MessageBus – Automated Documentation of our Messages

Written by Martin Führlinger, Software Engineer Backend

ALL ABOUT MESSAGE BUS

Welcome to the 6th post in this message bus related blog post series. I highly recommend reading the others too, to get the full context. These are: 

Now, I want to provide more insights into our documentation around messages and how we automated this.

Message Documentation

Documentation is hard. No matter who you ask, documentation is always hard to create and most important keep up to date. As always, we started with documenting our messages in our company wiki’s knowledge space. Whenever new messages were added or existing ones changed, someone had to add or update them. The message topics were listed in a matrix, containing the producer, the topics, the consumers, and some additional notes. It looked like this:

This process was slow and error-prone. So we wanted to improve this. 

How to Automate Documentation 

During one of our Day of New Ideas (DONIs), some colleagues and myself started to work on a small service to automatically document the existing messages in our system. We came up with a pretty simple service, named MessageDoc, just listening to all possible messages, so to all routing keys (find details about routing here), by listening to `#.#`.

Whenever we receive a message, we parse it and store its information. This means we store a document in a small MongoDB containing the messages meta data, like the producer, the message itself and some more attributes. This is done per topic. The flow of receiving and storing can be seen in the following diagram.

To see how this looks like in our database, here is an example: 

{
  "_id" : "sample.updated.altered",
  "producer" : "samples",
  "description" : "",
  "consumers" : [
    <list of consumers>
  ],
  "entities" : [ {
    "type" : "run_session",
    "updated_at" : ISODate("2020-11-11T14:56:02.304Z"),
    "example" : <complete message payload>,
  } ],
  "version" : 4124,
  "created_at" : ISODate("2019-11-28T11:15:26.105Z"),
  "updated_at" : ISODate("2020-11-12T06:00:12.950Z")
}

As we don’t want to store every single message, we only update the message’s content once a day. We sometimes have polymorphic messages. This means we are sending different types of entities inside the same message type. For instance, a “sample_message” can be of type “run_session”, “sleep_session” or others. We store only one example per entity type.
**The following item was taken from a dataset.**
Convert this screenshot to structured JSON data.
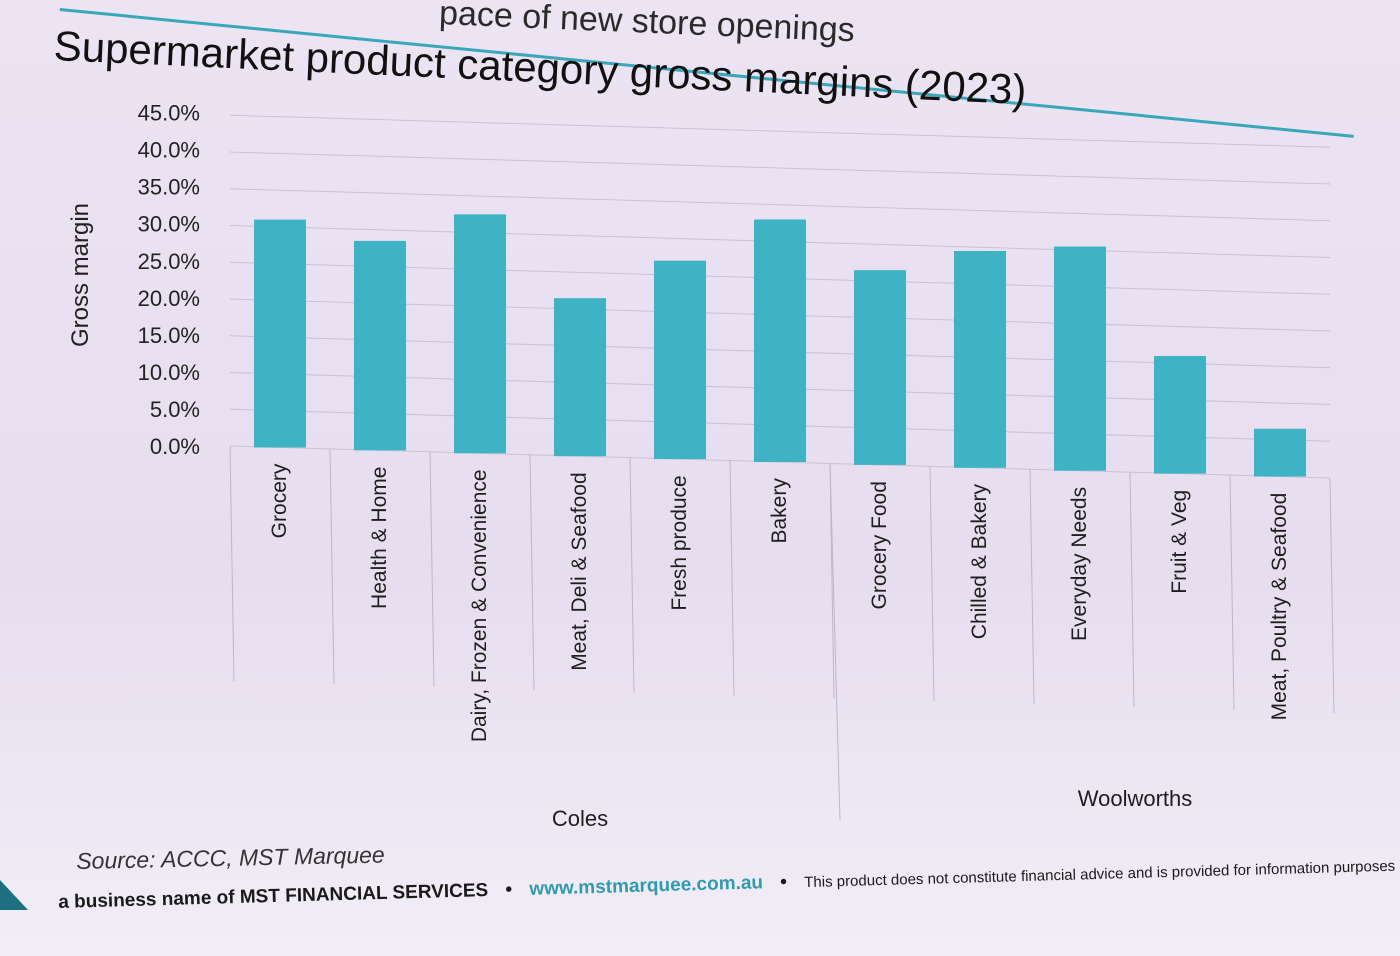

We know who the producer of a message is, as it is part of the message payload (see how we defined our message content). Whenever a document is written to mongodb, we also update the consumers asynchronously. We achieved this by querying the Rabbitmq API configuration via a HTTP request (using the all-configuration path), parsing it and updating all consumers of all our stored messages. Details about “consumers” can be found in the first blog post in this series.

Building a simple Web-Interface

To be able to access the stored information without querying the database directly, we built a simple web interface on top of this. Basically, the overview looks similar to the previous matrix in the wiki. It shows all topics grouped together by the producer.

When accessing a topic, the topic details are shown, with all the consumers again for this specific topic. This also means the consumers of a topic can be different in the details view, as e.g.”samples.created.completed” messages are consumed by other services than “samples.updated.altered”. This topic detail view also allows to add some description to the topic.

As mentioned above, we store an example message for every topic and every entity type once a day. These can be shown too by expanding the corresponding entity link below.

Making Manual Message Documentation Obsolete 

With this service in place, we were able to deprecate the message documentation in the wiki. Even if we delete data stored in the message doc service, it is automatically recreating all the information. The only thing which would be lost are the additional descriptions per topic which were added manually. This simple service, with less than 1000 lines of code overall, made manual documentation of messages and its content obsolete, and our life easier.